Si dans l’imaginaire collectif la naïveté est associée à l’enfance, l’audace à une qualité plutôt masculine, l’empathie pourrait être son pendant : une qualité assez féminine. L’empathie apporte un équilibre conciliateur et constructif en invitant à comprendre et embrasser une multitude de points de vue, de ressentis, d’analyses d’où qu’ils viennent et en faire les nôtres. Cela va donc plus loin que le simple constat ou partage (la sympathie), il s’agit de viser la symbiose.
Si l’œil neuf du naïf permet de déceler un besoin et l’audace permet de construire une réponse, c’est l’empathie qui permettra d’adapter au mieux la solution à l’utilisateur ciblé. L’empathie est à la base de la compréhension des usages, à la compréhension des utilisateurs, en somme à la base du design thinking. Mais l’empathie va plus loin qu’une analyse qui considère l’utilisateur comme un sujet de test, elle permet de se mettre à sa place dans toute sa complexité, dans toute son humanité.
Pourtant dans nos civilisations modernes, l’empathie est peu affirmée comme une qualité à développer. Elle est souvent vue comme une entrave, une lourdeur émotionnelle ingérable. C’est une qualité rare et bien souvent incomprise, vue comme une sensibilité un peu trop exacerbée, disons même de la sensiblerie. En effet, l’empathie intègre plus qu’une relation aidant / aidé, client / fournisseur, elle vise à fusionner les attentions et les intentions. Idéalement elle devrait être à double sens. L’innovateur doit être empathe et se fondre dans le vécu des utilisateurs qu’il cible, mais le client inversement devrait aussi progressivement montrer une forme d’empathie envers l’innovateur pour l’aider à être plus efficace dans sa démarche et, accessoirement, comprendre et accepter une forme de rétribution. Voilà pour l’idéal.
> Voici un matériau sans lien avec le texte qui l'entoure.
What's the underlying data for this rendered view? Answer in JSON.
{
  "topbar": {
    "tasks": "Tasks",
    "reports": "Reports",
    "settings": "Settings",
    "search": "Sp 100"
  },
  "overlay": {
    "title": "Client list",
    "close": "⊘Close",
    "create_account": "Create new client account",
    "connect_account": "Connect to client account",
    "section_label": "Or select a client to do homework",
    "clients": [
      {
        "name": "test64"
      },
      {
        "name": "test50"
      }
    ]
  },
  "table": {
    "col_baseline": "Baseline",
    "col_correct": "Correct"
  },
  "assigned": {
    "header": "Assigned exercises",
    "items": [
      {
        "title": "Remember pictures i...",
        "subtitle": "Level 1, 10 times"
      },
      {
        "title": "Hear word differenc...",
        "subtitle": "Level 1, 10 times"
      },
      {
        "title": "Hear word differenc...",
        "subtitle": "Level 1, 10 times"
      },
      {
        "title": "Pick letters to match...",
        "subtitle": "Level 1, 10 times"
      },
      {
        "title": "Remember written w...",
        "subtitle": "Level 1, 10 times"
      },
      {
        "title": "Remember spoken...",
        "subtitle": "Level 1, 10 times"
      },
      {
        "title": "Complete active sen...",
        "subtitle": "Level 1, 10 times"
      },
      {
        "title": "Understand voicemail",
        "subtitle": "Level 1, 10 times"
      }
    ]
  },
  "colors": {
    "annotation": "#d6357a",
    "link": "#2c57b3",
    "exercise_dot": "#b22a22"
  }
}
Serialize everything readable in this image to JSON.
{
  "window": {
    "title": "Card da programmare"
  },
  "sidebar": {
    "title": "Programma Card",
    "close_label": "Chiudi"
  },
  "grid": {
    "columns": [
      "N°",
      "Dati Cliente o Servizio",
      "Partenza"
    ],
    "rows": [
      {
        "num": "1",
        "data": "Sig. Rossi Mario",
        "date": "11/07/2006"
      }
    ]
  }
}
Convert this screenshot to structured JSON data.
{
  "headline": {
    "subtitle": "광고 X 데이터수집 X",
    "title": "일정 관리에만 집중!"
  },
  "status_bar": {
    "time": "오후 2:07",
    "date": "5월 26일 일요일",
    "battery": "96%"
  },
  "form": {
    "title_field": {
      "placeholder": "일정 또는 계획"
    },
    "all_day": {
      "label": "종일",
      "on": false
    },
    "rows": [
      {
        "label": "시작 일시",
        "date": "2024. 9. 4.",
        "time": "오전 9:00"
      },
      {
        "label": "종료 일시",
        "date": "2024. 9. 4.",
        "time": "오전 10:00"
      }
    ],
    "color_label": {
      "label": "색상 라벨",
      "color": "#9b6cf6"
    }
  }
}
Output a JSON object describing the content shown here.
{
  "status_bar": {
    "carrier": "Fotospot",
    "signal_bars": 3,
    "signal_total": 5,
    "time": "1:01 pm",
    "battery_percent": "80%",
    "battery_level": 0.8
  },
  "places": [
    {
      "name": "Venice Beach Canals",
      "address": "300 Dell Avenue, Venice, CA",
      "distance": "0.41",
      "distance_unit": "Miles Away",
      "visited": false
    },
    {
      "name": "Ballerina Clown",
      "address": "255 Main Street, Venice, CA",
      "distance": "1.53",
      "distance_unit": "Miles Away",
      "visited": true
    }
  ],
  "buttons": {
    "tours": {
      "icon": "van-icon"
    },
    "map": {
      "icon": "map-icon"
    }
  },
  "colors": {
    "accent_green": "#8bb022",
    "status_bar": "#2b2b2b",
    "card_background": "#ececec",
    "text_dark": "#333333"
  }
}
Le constat aujourd’hui démontre un défaut patent de cette qualité dans notre société. En effet, l’empathie nous confronte au malaise, aux dilemmes, à l’indignation. Il suffit d’observer certains comportements ou décisions des gouvernements, entreprises, qui reposent toujours in fine sur des individus, face à l’immigration, la migration, l’appauvrissement, l’exclusion, le vieillissement, la maladie, le handicap… Et si nous dépassions le sensationnalisme et ces émotions inconfortables pour les transformer en actes constructifs, tels que les entreprendraient nos contemporains naïfs et audacieux ?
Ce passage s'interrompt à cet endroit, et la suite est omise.